Вдоль правого берега Астаудона тянулись кукурузные поля, по левому густо зеленела озимая пшеница, и мир этот юный, волнуемый утренним ветерком казался простым и чистым, как сердце пахаря.
Шахам, устремляясь в завтрашний день, видел впереди свет надежды. Туган же напоминал себе ржавый кинжал, которому стало тесно в ножнах. Он шагал и шагал, уходя подальше от людских глаз, стараясь идти там, где никогда не катилось колесо, где и пешком пройти было непросто. Но всюду путь его пересекали большие и малые тропы, люди всюду напоминали о себе.

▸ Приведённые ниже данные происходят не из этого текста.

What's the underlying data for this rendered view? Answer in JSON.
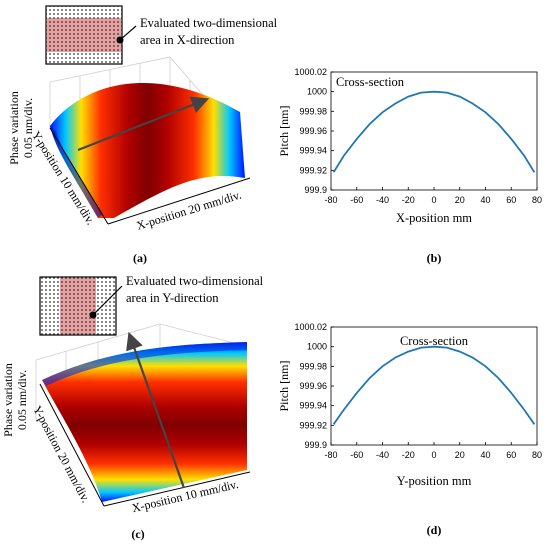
{
  "figure": {
    "panel_labels": [
      "(a)",
      "(b)",
      "(c)",
      "(d)"
    ],
    "surfaces": [
      {
        "inset_callout": [
          "Evaluated two-dimensional",
          "area in X-direction"
        ],
        "z_label": [
          "Phase variation",
          "0.05 nm/div."
        ],
        "y_label": "Y-position 10 mm/div.",
        "x_label": "X-position 20 mm/div."
      },
      {
        "inset_callout": [
          "Evaluated two-dimensional",
          "area in Y-direction"
        ],
        "z_label": [
          "Phase variation",
          "0.05 nm/div."
        ],
        "y_label": "Y-position 20 mm/div.",
        "x_label": "X-position 10 mm/div."
      }
    ],
    "colors": {
      "line": "#1f77b4",
      "surface_peak": "#8b0000",
      "surface_edge": "#0000ff",
      "inset_band": "#e8a0a0"
    }
  },
  "chart_data": [
    {
      "type": "line",
      "title": "Cross-section",
      "xlabel": "X-position mm",
      "ylabel": "Pitch [nm]",
      "xlim": [
        -80,
        80
      ],
      "ylim": [
        999.9,
        1000.02
      ],
      "xticks": [
        "-80",
        "-60",
        "-40",
        "-20",
        "0",
        "20",
        "40",
        "60",
        "80"
      ],
      "yticks": [
        "999.9",
        "999.92",
        "999.94",
        "999.96",
        "999.98",
        "1000",
        "1000.02"
      ],
      "series": [
        {
          "x": [
            -78,
            -70,
            -60,
            -50,
            -40,
            -30,
            -20,
            -10,
            0,
            10,
            20,
            30,
            40,
            50,
            60,
            70,
            78
          ],
          "y": [
            999.918,
            999.935,
            999.952,
            999.967,
            999.979,
            999.988,
            999.995,
            999.999,
            1000.0,
            999.999,
            999.995,
            999.988,
            999.979,
            999.967,
            999.952,
            999.935,
            999.918
          ]
        }
      ]
    },
    {
      "type": "line",
      "title": "Cross-section",
      "xlabel": "Y-position mm",
      "ylabel": "Pitch [nm]",
      "xlim": [
        -80,
        80
      ],
      "ylim": [
        999.9,
        1000.02
      ],
      "xticks": [
        "-80",
        "-60",
        "-40",
        "-20",
        "0",
        "20",
        "40",
        "60",
        "80"
      ],
      "yticks": [
        "999.9",
        "999.92",
        "999.94",
        "999.96",
        "999.98",
        "1000",
        "1000.02"
      ],
      "series": [
        {
          "x": [
            -78,
            -70,
            -60,
            -50,
            -40,
            -30,
            -20,
            -10,
            0,
            10,
            20,
            30,
            40,
            50,
            60,
            70,
            78
          ],
          "y": [
            999.921,
            999.936,
            999.953,
            999.968,
            999.98,
            999.989,
            999.995,
            999.999,
            1000.0,
            999.999,
            999.995,
            999.989,
            999.98,
            999.968,
            999.953,
            999.936,
            999.921
          ]
        }
      ]
    }
  ]
}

Когда солнце поднялось уже высоко и стало жарко, Туган улегся под тенистым деревом, в прохладу, и ему стало спокойно; он лежал и видел сквозь листья яркое небо, какая-то птичка суетилась, прыгая с ветки на ветку, и, глядя на нее, он вспомнил вертлявого Толаса. Тот, конечно, все село обегал в поисках Тугана еще бы, целый день не виделись! И занимает Толаса не столько то, что Туган исчез, а то, что на след его он никак напасть не может. Вот он забежал в дом, увидел пустую, застеленную кровать Тугана, повертелся, озадаченный, и снова выбежал на улицу
Такого странного существа как человек, рассуждал Туган, в природе больше не найти. Мало ему земного простора, мало того, что солнце неустанно служит ему Нет, придумал себе, что обязательно он должен быть кому-то нужен, необходим И я, я тоже думаю, что без меня Толасу недостает чего-то, чего-то не хватает Ишь, чего захотелось, поняв подспудную суть своей мысли, невесело улыбнулся Туган, нет, не поднимет Толас тревогу, не закричит: человек пропал нужный, незаменимый человек!